In the past month there’s been a lot of politics but very little new grain business transacted. The ‘safe corridor’ for Ukrainian grain exports was duly extended and now the next deadline of 19 May looms. This will cause more market volatility as it approaches, but it’s no longer the game changer it was in June and November last year. Ukraine does not have much left to export anyway. Russia will, however, use this for political brinkmanship. They will re-iterate their demands that trade and financial sanctions imposed by the west are lifted or they will close the corridor. Of course, neither of those things will happen.

A much bigger political upset was caused by Ukraine’s western neighbours Bulgaria, Hungary, Romania, Slovakia and Poland all wishing now to ban imports from Ukraine as they are causing their internal grain markets to fall further in value. Most of these countries have plenty of stocks and really don’t want any more. Well, so much for the united front of the EU in supporting Ukraine; this must be music to President Putin’s ears! The EU is finding some money to partially compensate farmers in these member states, but I doubt it will prevent farmers blockading Ukrainian imports at their borders. 

The next bit of politics to have an adverse effect is a long way from Ukraine, in Australia and China. It’s not certain, but it looks like China is going to lift the import tariff sanctions they placed on Australian barley back in 2020. France has been the main beneficiary of this, with a lot of big Panamax boats of French feed and malting barley being shipped to China. Just the strong rumour of this rapprochement caused French barley to fall 20 euros per tonne, especially around the big ports like Rouen. While the UK could not directly take part in the Chinese trade, as we don’t have the protocols, the knock-on effect of a strong French barley export trade has helped the UK, especially with malting barley export markets. 

The next huge, non-fundamental factor has been the hedge funds. There are not many of them, but they certainly trade a lot of futures on paper. At the last count there were countless millions of wheat contracts sold short, mostly on the America Chicago futures. In some cases they have traded more than the actual tonnage that the wheat crop produced! But you must give them credit because whether or not their constant selling down of the futures created a self-fulfilling prophecy, they have got the market right. Of course, we won’t know what other commodities they had been buying as a hedge, but on paper their short selling has made them a lot of money. 

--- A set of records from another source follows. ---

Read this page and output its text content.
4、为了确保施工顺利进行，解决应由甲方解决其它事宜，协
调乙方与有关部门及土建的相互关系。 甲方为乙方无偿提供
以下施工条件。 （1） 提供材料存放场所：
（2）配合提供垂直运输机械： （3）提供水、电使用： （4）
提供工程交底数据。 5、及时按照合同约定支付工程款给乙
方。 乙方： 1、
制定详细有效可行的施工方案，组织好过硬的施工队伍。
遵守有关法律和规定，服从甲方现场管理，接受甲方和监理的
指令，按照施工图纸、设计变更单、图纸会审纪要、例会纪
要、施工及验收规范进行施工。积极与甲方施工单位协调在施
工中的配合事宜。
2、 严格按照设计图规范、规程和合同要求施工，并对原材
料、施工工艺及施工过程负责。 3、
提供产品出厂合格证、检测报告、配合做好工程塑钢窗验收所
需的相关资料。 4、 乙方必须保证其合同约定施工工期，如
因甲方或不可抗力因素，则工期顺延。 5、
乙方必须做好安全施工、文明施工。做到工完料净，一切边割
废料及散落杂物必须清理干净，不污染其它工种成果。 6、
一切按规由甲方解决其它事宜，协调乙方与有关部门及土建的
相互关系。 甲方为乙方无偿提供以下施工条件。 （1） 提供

Coming closer to home, all this speculation has really blown the age-old relationship between futures and cash or physical prices. Take our old crop May futures position. It was hammered again in mid-April down to £190 as long holders got out of expensive purchases before physical tenders arrive. But that was anything from £14 to £19 below the November 2023 futures price. Well one of them is wrong! Either the old crop is too cheap or the new crop too dear. They usually reach parity before harvest, so will old crop go up, or new crop come down? Some futures store operators may well be selling the November rather than taking the low May value and rolling their wheat forward. That’s not as straightforward as it sounds, but a farmer who is a long holder of old crop may well consider it’s worth the risk of leaving it in store. Normally if you do that the new crop price should be sold now, in case when the prices do come together the new crop has fallen to the old value.

It is confusing that most exporting countries seem to be discovering more stocks of old crop than they thought they had. This is often coupled with others reducing export demand as well, so it’s little wonder prices have fallen. Our own crops look good. Yes, there have been growing issues around the world, but the only real residual one which will affect us is Spain, where by mid-April there had been little rain since January.

So, as I said, lots of politics and very little trade. I asked many editions ago: “What is the real price of UK wheat?” I said then it could be £200. Well, if it is then the forward new crop price reflects that value. Being weaned off the heady values of the past 18 months is difficult, but maybe you need to make that first line in the sand. My view remains that the current old crop futures-related value is not the real price of wheat, so I would not sell until the May futures are off the board. But, in case I am wrong, the stock exchange adage of “sell in May then go away” may apply to new crop.